Он говорил одному, но у костра покраснели все.
— Мужики! Ну, что там говорить? Мы разучились радовать друг друга. Еще в недавние времена мы поздравляли сотрудниц с Женским днем, дарили им цветы, подарки, пусть они были грошовыми, главным было внимание. А теперь эта традиция отмерла. Ее упразднили из-за дефицита тепла, какое в общем-то ничего не стоит. Мы даже на банальное поздравленье не способны.

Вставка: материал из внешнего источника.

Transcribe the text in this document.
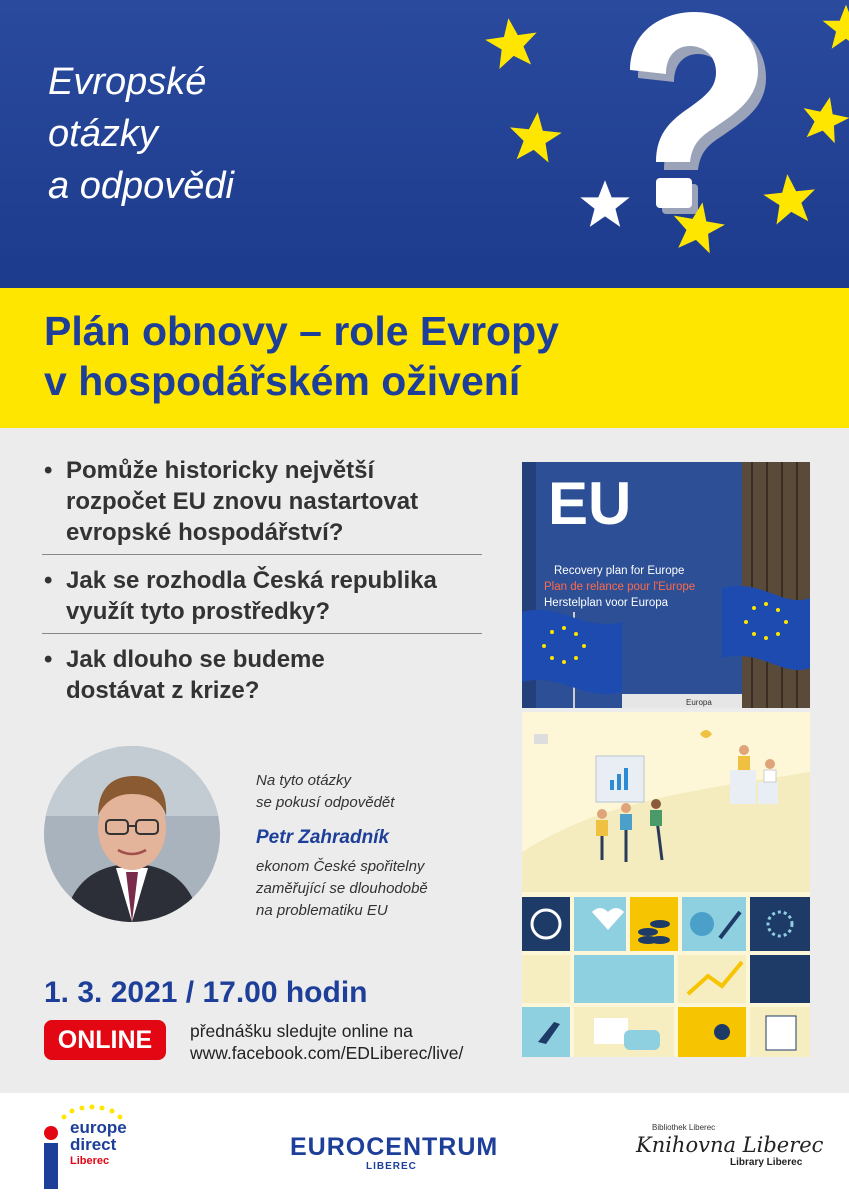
Evropské
otázky
a odpovědi
Plán obnovy – role Evropy
v hospodářském oživení
• Pomůže historicky největší
rozpočet EU znovu nastartovat
evropské hospodářství?
• Jak se rozhodla Česká republika
využít tyto prostředky?
• Jak dlouho se budeme
dostávat z krize?
Na tyto otázky
se pokusí odpovědět
Petr Zahradník
ekonom České spořitelny
zaměřující se dlouhodobě
na problematiku EU
1. 3. 2021 / 17.00 hodin
ONLINE	přednášku sledujte online na
www.facebook.com/EDLiberec/live/
EU
Recovery plan for Europe
Plan de relance pour l'Europe
Herstelplan voor Europa
Europa
europe
direct
Liberec	EUROCENTRUM
LIBEREC
Bibliothek Liberec
Knihovna Liberec
Library Liberec
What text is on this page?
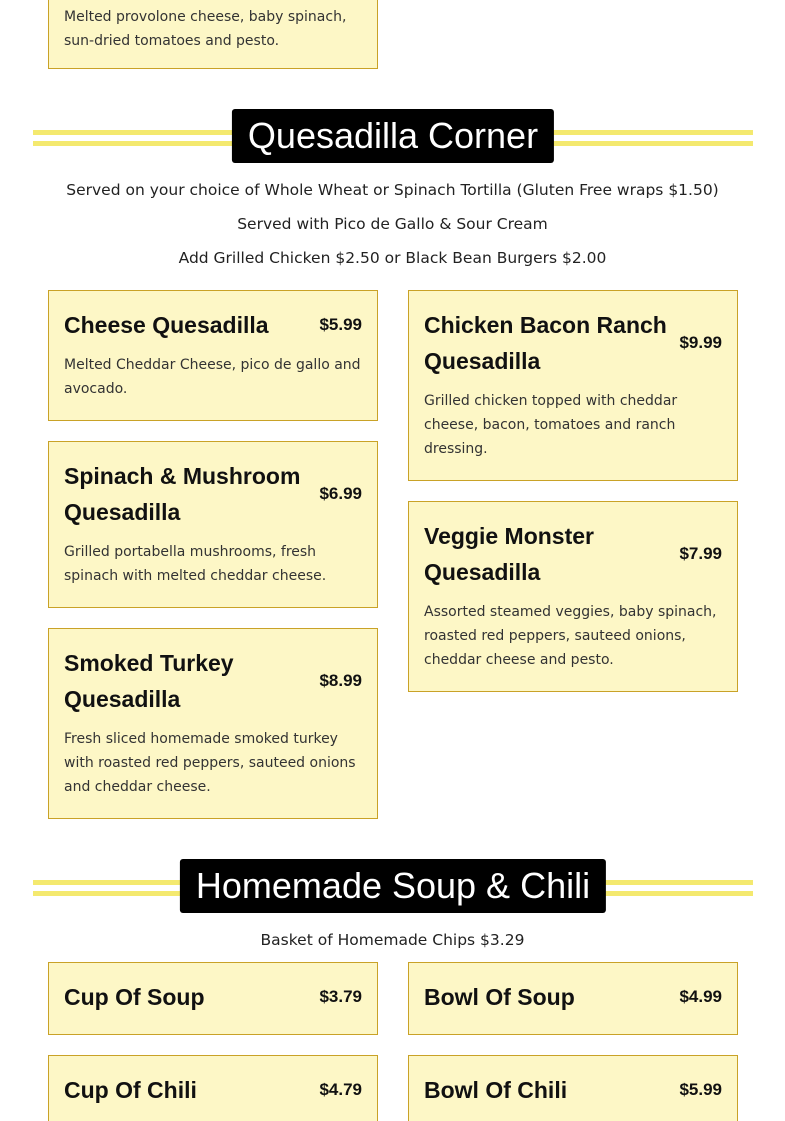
Melted provolone cheese, baby spinach, sun-dried tomatoes and pesto.
Quesadilla Corner
Served on your choice of Whole Wheat or Spinach Tortilla (Gluten Free wraps $1.50)
Served with Pico de Gallo & Sour Cream
Add Grilled Chicken $2.50 or Black Bean Burgers $2.00
Cheese Quesadilla	$5.99
Melted Cheddar Cheese, pico de gallo and avocado.
Chicken Bacon Ranch Quesadilla
$9.99
Grilled chicken topped with cheddar cheese, bacon, tomatoes and ranch dressing.
Spinach & Mushroom Quesadilla
$6.99
Grilled portabella mushrooms, fresh spinach with melted cheddar cheese.
Veggie Monster Quesadilla
$7.99
Assorted steamed veggies, baby spinach, roasted red peppers, sauteed onions, cheddar cheese and pesto.
Smoked Turkey Quesadilla
$8.99
Fresh sliced homemade smoked turkey with roasted red peppers, sauteed onions and cheddar cheese.
Homemade Soup & Chili
Basket of Homemade Chips $3.29
Cup Of Soup	$3.79	Bowl Of Soup	$4.99
Cup Of Chili	$4.79	Bowl Of Chili	$5.99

— Ой, мужики! Поехали домой! А то Лукич нас совсем изговняет. Взяли его отдохнуть на свою голову, а он все настроение испортил. Всех причесал под одну гребенку. Мы мерзавцы, жлобы, негодяи! Какое счастье, что не живем в его общаге! Ведь вот единственный выходной испортил зануда! — возмутился оперативник.